Step 2. Intervals. This is where youll see progress in no time! There are several ways to do intervals. If you are on the treadmill you can walk for 2 minutes, run for 1. Keep doing this for a mile. Next time do the same interval and go for a mile and a half. Keep building from there. Once you build strength and stamina you can change up your interval times. Aim for a 1:1 walk/run ratio. You can go further than that, run 2 minutes, walk 1 minute. Play with your intervals to keep it fun while moving forward!

Another interval you can try if you are able to run for about 3 minutes is using music. Try running for 1 song and then walking for 1. Keeps it fresh and fun!

The last interval is my favorite. For me running outside is sooooooo much easier than running on a treadmill. Honestly, living in Alaska makes for a very short outdoor running season. Maybe thats why I love it so much. Anywho, to do intervals outside you can pick landmarks instead of using a timer. Lets say you are going to run from your driveway to the street light, then walk for until the end of the street. Next you pick a mailbox to run to and then walk until the next driveway. Ive used everything from cracks in the road to a particular tree as landmarks. Next time you head out for a run skip the first landmark and run until the next. In this example you skip the street light and run until you reach the end of the street.
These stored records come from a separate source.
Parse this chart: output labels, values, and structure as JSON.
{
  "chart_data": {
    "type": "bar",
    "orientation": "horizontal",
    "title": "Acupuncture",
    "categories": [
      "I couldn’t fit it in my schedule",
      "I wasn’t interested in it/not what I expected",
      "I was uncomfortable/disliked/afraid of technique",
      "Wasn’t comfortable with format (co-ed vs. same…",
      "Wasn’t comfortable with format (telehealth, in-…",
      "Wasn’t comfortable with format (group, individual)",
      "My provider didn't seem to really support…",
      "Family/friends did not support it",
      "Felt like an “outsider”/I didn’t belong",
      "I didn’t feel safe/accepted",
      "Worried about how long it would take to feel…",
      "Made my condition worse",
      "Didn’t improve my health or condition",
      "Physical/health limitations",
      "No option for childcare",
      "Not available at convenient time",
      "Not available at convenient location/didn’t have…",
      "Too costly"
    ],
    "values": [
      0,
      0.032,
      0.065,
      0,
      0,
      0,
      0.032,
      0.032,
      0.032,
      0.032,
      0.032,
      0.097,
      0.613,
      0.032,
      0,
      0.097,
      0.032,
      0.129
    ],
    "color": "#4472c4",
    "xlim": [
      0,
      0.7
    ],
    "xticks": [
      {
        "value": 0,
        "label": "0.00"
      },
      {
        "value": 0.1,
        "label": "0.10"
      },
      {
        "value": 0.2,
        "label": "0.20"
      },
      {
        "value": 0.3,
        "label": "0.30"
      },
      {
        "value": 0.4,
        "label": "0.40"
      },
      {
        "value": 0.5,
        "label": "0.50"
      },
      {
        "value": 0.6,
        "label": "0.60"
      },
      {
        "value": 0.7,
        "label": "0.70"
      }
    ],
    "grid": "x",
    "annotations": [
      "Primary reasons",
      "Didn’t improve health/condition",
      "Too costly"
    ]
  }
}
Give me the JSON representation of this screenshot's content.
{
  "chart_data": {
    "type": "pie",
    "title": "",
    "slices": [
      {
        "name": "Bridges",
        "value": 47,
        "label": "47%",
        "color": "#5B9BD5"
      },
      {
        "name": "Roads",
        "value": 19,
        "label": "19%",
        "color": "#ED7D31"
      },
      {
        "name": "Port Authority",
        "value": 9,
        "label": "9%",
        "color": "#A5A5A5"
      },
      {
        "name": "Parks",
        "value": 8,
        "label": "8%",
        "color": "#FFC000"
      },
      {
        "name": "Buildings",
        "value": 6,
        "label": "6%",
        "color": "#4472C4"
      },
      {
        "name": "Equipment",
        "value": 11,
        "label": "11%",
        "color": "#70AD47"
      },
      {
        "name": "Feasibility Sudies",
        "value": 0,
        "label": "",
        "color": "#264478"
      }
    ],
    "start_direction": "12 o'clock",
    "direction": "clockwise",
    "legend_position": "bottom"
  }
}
Sometimes I will take a different route just so I can pick new landmarks! Keep at it until you can run that magic 3.1 miles!

Step 3. Cross training. I know you are going to be working hard and staying dedicated to smashing your running goals, but its so important to do cross training as a runner. Hitting the pavement for a run puts stress on your muscles and joints and it doesnt take long to start experiencing overuse injuries: tight hamstrings or IT band, hip flexor or tendon pain, fatigue, etc. The best cross training a runner can do is strengthen their core and leg muscles. Also, stretching regularly and doing yoga can help a ton. Dont let an injury stop you from achieving your goals, take care of your body from the start.

I recommend you work on your running a few days a week and cross train at least once. Dont run every day. Youll experience those overuse injuries real fast if you do. Soon youll find yourself wanting to achieve the next level. If you want to aim for a 10K, half marathon or full you can find lots of training plans online. Just stick with one that doesnt increase distance too fast and includes cross training.